Die italienische Industriellenfamilie Agnelli, die die Mehrheit am Club besitzt, hat das Heft des Handelns in die Hand genommen. Die Agnellis haben angekündigt, im Falle eines Zwangsabstiegs, der mit massiven Einnahmeverlusten verbunden wäre, den Club unbedingt retten zu wollen. Dabei geht es um große Summen. So sollen die Gehälter von einigen der Stars übernommen werden. Juve-Kapitän Alessandro del Pierro soll den Eignern dabei besonders am Herzen liegen.

Aber auch die drei französischen Stars könnten dazu verdonnert werden, in der zweiten Liga zu spielen. Wollen sie das nicht, müssen sie sich auf eine Regelung des Weltfußballverbands Fifa berufen, die es Spielern, die älter als 28 sind, ermöglicht, sich aus ihren Verträgen herauszukaufen.

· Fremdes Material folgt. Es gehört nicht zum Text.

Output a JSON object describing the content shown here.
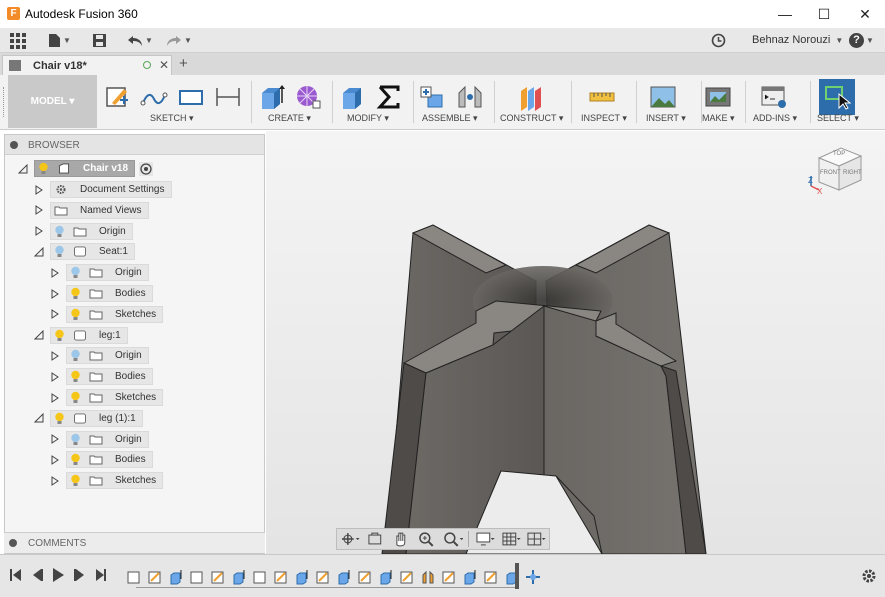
{
  "window": {
    "title": "Autodesk Fusion 360",
    "app_icon_letter": "F",
    "minimize": "—",
    "maximize": "☐",
    "close": "✕"
  },
  "quick_access": {
    "user_name": "Behnaz Norouzi",
    "help": "?"
  },
  "document_tab": {
    "name": "Chair v18*",
    "close": "✕",
    "add": "+"
  },
  "toolbar": {
    "workspace": "MODEL",
    "groups": [
      "SKETCH",
      "CREATE",
      "MODIFY",
      "ASSEMBLE",
      "CONSTRUCT",
      "INSPECT",
      "INSERT",
      "MAKE",
      "ADD-INS",
      "SELECT"
    ]
  },
  "browser": {
    "header": "BROWSER",
    "root": "Chair v18",
    "items": [
      {
        "label": "Document Settings"
      },
      {
        "label": "Named Views"
      },
      {
        "label": "Origin"
      },
      {
        "label": "Seat:1"
      },
      {
        "label": "Origin"
      },
      {
        "label": "Bodies"
      },
      {
        "label": "Sketches"
      },
      {
        "label": "leg:1"
      },
      {
        "label": "Origin"
      },
      {
        "label": "Bodies"
      },
      {
        "label": "Sketches"
      },
      {
        "label": "leg (1):1"
      },
      {
        "label": "Origin"
      },
      {
        "label": "Bodies"
      },
      {
        "label": "Sketches"
      }
    ]
  },
  "comments": {
    "header": "COMMENTS"
  },
  "viewcube": {
    "top": "TOP",
    "front": "FRONT",
    "right": "RIGHT",
    "axis_z": "Z",
    "axis_x": "X"
  },
  "colors": {
    "accent": "#2e6dab",
    "model_body": "#6b6863",
    "toolbar_bg": "#f2f2f2",
    "panel_bg": "#f5f5f5"
  }
}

Offen wird über dieses Thema derzeit nicht geredet in der französischen Nationalmannschaft. Der Fall Juventus ist allzu heikel. Zu ungewiss sind die Folgen des Falles, in dem die Ermittler der Staatsanwalt beinahe täglich neue Zeugen vernehmen. Das betrifft mehrere Mannschaften, die sich für die WM in Deutschland viel vorgenommen haben. Pavel Nedved, der tschechische Mittelfeldspieler, hängt, was seine Zukunft betrifft, ebenso in der Luft wie viele Spieler der italienischen Nationalmannschaft.

Dort sorgt der Fall Moggi ohnehin ständig für Unruhe. Juve-Verteidiger und Nationalmannschaftskapitän Fabio Cannavaro wurde vom kommissarischen Präsidenten des italienischen Fußballverbandes Guido Rossi abgewatscht, nachdem er Moggi als „guten Mann in seinem Job“ bezeichnet hatte. „Wer Fehler gemacht hat, muss dafür zahlen“, erklärte Cannavaro nach der Präsidentenschelte.